For Democrat governors, this provision means sudden death. Particularly in states with limited Medicaid coverage, it would require huge tax increases.
0 Replies
 
slkshock7
 
  0  
Mon 7 Dec, 2009 03:40 pm
@Cycloptichorn,
Cyclo wrote:
Favorability ratings aren't the same thing as approval ratings, or a statement that you would vote for someone. Palin consistently polls very low as a potential candidate - most of you who like her in theory know that she would go down in flames...


Good point...but at this point four years ago, Obama was nothing more than the junior senator from Ohio that happened to have given a good speech at the DNC convention in 2004. Palin has lots of time to turn around her electability stats...
Gala
 
  1  
Mon 7 Dec, 2009 03:41 pm
@slkshock7,
At this early stage it doesn't mean much that Pailin's rising and Obama's falling.
0 Replies
 
Gala
 
  1  
Mon 7 Dec, 2009 03:56 pm
@slkshock7,
Quote:
Palin has lots of time to turn around her electability stats...

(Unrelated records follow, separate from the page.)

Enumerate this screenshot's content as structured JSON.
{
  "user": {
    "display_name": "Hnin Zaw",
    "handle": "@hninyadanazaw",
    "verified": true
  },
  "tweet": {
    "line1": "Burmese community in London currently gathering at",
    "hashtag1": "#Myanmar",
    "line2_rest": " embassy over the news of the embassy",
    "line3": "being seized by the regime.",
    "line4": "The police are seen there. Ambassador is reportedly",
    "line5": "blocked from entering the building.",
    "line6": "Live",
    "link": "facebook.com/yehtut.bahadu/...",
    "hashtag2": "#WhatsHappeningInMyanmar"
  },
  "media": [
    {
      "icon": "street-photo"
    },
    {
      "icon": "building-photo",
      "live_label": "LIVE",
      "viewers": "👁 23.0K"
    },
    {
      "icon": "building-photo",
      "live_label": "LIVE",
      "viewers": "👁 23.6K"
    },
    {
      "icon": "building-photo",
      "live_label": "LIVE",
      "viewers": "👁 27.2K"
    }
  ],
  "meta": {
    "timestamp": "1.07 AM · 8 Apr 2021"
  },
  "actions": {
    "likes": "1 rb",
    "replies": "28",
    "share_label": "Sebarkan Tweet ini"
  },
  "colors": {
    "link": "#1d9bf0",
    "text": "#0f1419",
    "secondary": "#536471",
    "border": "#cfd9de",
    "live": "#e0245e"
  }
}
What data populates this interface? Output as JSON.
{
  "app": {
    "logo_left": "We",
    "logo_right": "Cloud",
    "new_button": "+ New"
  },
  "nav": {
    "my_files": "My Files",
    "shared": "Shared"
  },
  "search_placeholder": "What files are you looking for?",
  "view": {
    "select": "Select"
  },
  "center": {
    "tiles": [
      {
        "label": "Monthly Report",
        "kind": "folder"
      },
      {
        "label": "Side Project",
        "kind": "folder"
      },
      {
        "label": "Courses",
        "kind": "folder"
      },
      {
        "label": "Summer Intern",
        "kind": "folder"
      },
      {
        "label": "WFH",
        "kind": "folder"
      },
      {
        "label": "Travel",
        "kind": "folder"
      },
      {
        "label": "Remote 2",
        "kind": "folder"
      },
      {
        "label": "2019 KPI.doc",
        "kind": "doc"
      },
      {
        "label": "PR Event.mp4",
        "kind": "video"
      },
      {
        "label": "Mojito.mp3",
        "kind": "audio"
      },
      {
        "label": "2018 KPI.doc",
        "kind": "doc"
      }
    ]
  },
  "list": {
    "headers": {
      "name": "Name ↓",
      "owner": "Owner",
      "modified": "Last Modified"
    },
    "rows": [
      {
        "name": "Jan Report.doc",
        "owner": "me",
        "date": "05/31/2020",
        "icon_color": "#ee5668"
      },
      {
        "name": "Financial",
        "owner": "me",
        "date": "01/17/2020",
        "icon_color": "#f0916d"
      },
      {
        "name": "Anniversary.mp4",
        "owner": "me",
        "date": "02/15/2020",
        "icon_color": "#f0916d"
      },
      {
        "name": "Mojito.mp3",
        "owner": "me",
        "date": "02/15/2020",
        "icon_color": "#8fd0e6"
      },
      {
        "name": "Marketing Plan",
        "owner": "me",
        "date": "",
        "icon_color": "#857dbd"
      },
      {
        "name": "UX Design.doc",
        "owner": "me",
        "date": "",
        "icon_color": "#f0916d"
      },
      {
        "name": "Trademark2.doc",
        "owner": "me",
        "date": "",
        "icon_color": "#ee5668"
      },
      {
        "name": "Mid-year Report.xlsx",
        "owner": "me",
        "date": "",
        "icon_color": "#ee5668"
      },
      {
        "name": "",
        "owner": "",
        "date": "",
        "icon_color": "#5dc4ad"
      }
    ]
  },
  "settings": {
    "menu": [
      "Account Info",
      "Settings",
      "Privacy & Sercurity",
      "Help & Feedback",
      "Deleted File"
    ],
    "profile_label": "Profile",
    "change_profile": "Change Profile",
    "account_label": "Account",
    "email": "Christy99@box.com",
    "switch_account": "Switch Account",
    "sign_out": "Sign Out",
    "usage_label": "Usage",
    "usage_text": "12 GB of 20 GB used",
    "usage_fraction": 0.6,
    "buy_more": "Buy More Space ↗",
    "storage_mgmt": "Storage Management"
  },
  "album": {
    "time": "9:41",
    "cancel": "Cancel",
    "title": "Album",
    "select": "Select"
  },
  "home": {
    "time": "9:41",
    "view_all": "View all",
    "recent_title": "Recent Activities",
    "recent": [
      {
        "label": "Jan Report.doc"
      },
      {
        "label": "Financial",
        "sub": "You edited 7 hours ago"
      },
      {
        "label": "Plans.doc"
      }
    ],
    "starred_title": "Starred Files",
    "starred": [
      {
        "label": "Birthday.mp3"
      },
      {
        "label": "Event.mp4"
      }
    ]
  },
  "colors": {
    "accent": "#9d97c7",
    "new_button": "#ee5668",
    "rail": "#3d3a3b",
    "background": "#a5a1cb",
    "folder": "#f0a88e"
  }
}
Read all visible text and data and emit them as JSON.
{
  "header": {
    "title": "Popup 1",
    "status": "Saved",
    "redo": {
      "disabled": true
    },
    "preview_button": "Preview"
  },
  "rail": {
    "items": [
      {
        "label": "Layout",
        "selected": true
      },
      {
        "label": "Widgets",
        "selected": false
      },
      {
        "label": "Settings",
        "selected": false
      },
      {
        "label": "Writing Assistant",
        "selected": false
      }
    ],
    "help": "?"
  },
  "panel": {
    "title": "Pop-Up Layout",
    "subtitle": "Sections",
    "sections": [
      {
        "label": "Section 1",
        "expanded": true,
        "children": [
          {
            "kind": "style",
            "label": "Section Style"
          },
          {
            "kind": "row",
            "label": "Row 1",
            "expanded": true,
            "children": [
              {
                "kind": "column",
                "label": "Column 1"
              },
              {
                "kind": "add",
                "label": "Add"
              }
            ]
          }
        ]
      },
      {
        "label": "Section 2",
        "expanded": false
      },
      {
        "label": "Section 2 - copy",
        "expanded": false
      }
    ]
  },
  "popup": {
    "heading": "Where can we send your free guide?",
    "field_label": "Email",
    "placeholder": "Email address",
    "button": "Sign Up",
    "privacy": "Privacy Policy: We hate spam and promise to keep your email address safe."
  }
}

but can she do it? it would mean she'd have to have the discipline to actually listen to advisors-- she'd have to learn some history, geography, read some books and magazines, newspapers , become knowlegable about the world. so far, she's resisted all of it. if she can have the discipline to actually appear like she knows something then her chances would improve.